Наутро мистер Беннет зашел к нам и рассказал о последних событиях. Холмс был прав, прошедший день для нашего молодого друга оказался несладким. Профессор не винил его открыто в инспирировании нашего визита, но обращался с ним чрезвычайно сурово, даже с враждебностью. Чувствовалось, что шеф был оскорблен не на шутку. Но утром вел себя так, словно ничего не случилось, и, как всегда, прочел великолепную лекцию в битком набитой аудитории.

— И если бы не эти загадочные приступы, — заключил Беннет, — я решил бы, что он сегодня полон энергии, как никогда, и ум его по-прежнему ясен. Но все-таки это не наш профессор, не близкий нам человек, которого мы знали столько лет…

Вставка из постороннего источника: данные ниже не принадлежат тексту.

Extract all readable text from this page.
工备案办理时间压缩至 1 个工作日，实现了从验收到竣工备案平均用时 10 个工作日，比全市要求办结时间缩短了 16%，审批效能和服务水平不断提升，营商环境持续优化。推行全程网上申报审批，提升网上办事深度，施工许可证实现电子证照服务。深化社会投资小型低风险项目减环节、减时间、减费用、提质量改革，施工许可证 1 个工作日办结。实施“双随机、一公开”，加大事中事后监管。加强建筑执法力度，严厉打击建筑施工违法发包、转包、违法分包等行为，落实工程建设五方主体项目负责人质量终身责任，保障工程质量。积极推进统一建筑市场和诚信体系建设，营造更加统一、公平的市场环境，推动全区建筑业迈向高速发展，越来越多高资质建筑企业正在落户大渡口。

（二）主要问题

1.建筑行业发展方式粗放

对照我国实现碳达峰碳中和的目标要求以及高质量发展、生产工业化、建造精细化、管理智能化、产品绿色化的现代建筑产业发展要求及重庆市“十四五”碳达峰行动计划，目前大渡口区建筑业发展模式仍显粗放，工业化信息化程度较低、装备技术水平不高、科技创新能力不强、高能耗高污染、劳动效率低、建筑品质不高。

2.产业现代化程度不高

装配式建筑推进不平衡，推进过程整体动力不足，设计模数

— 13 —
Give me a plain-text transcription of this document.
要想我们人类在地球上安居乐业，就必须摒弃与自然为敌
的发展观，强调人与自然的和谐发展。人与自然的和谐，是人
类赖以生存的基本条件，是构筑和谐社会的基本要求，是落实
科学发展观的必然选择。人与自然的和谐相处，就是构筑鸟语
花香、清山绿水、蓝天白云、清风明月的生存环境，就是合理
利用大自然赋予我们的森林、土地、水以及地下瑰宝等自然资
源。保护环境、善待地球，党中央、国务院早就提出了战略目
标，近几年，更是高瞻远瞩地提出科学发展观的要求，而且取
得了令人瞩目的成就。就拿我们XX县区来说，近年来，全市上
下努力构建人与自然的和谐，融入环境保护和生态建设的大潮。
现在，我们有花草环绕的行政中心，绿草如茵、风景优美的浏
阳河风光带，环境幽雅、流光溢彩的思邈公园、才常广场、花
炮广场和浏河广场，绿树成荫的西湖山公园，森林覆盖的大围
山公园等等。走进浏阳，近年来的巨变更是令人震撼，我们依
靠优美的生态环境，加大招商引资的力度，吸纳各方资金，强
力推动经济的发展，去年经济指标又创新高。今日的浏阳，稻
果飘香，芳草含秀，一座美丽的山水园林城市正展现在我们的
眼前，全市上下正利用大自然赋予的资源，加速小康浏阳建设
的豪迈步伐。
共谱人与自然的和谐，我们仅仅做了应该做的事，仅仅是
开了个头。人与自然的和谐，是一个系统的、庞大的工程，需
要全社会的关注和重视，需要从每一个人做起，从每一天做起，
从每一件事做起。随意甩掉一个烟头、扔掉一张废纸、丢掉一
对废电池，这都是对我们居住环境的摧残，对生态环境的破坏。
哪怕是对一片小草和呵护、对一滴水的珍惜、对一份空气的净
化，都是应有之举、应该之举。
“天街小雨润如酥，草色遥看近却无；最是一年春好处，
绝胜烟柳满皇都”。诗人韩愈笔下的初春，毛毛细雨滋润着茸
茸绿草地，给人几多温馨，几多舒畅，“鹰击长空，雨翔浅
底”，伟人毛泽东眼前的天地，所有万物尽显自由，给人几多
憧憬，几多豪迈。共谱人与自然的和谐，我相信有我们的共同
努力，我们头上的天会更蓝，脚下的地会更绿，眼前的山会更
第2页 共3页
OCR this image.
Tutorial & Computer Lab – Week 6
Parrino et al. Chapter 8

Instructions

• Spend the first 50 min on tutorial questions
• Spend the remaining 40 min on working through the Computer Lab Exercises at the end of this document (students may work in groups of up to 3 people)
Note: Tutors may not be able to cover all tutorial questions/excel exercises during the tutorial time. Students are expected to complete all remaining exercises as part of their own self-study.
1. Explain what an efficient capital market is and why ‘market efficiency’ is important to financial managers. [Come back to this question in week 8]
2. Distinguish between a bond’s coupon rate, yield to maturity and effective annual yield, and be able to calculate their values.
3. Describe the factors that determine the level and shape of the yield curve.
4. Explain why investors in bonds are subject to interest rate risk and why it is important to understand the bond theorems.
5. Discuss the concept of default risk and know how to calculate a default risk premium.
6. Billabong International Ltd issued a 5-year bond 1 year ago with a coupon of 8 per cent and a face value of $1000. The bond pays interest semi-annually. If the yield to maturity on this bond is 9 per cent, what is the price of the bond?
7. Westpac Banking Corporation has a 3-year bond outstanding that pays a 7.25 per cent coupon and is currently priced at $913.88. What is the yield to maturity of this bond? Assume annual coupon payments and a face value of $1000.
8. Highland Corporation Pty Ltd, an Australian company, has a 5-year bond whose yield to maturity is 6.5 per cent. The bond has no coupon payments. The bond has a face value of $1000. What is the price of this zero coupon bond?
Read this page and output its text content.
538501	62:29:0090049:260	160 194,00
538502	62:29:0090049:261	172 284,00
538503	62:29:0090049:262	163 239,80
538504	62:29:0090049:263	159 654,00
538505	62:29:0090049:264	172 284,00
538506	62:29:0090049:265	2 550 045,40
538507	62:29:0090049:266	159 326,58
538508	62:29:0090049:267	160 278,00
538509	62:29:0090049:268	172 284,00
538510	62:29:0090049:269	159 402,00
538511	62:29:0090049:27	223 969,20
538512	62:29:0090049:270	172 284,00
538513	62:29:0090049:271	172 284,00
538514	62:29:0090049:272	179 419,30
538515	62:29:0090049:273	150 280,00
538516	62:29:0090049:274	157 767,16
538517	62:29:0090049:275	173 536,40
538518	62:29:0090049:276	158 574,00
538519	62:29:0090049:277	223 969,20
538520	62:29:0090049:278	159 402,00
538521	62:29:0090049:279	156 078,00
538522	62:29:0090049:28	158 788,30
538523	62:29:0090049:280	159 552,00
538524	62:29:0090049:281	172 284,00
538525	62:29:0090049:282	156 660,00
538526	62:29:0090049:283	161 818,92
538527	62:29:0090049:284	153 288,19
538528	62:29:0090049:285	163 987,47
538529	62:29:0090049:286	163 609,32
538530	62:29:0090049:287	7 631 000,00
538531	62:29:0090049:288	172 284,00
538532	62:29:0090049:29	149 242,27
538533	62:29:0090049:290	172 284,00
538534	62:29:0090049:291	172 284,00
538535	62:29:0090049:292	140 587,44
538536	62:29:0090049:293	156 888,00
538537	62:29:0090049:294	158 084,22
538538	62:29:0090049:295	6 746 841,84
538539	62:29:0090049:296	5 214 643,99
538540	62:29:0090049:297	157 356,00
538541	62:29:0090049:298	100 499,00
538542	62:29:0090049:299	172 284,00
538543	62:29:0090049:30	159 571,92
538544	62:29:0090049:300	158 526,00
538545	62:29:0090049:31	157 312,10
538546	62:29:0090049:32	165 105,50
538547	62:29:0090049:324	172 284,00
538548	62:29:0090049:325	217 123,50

— Я полагаю, что по меньшей мере неделю бояться вам нечего, — заметил Холмс. — Я очень занят, а доктор Ватсон должен спешить к своим пациентам. Уговоримся, что во вторник примерно в это же время суток мы встретимся здесь, в гостинице. Я абсолютно уверен, что в следующий раз, до того как распрощаться, мы непременно узнаем причину всех ваших волнений и страхов. Ну, а сейчас пишите нам и сообщайте обо всем, что происходит.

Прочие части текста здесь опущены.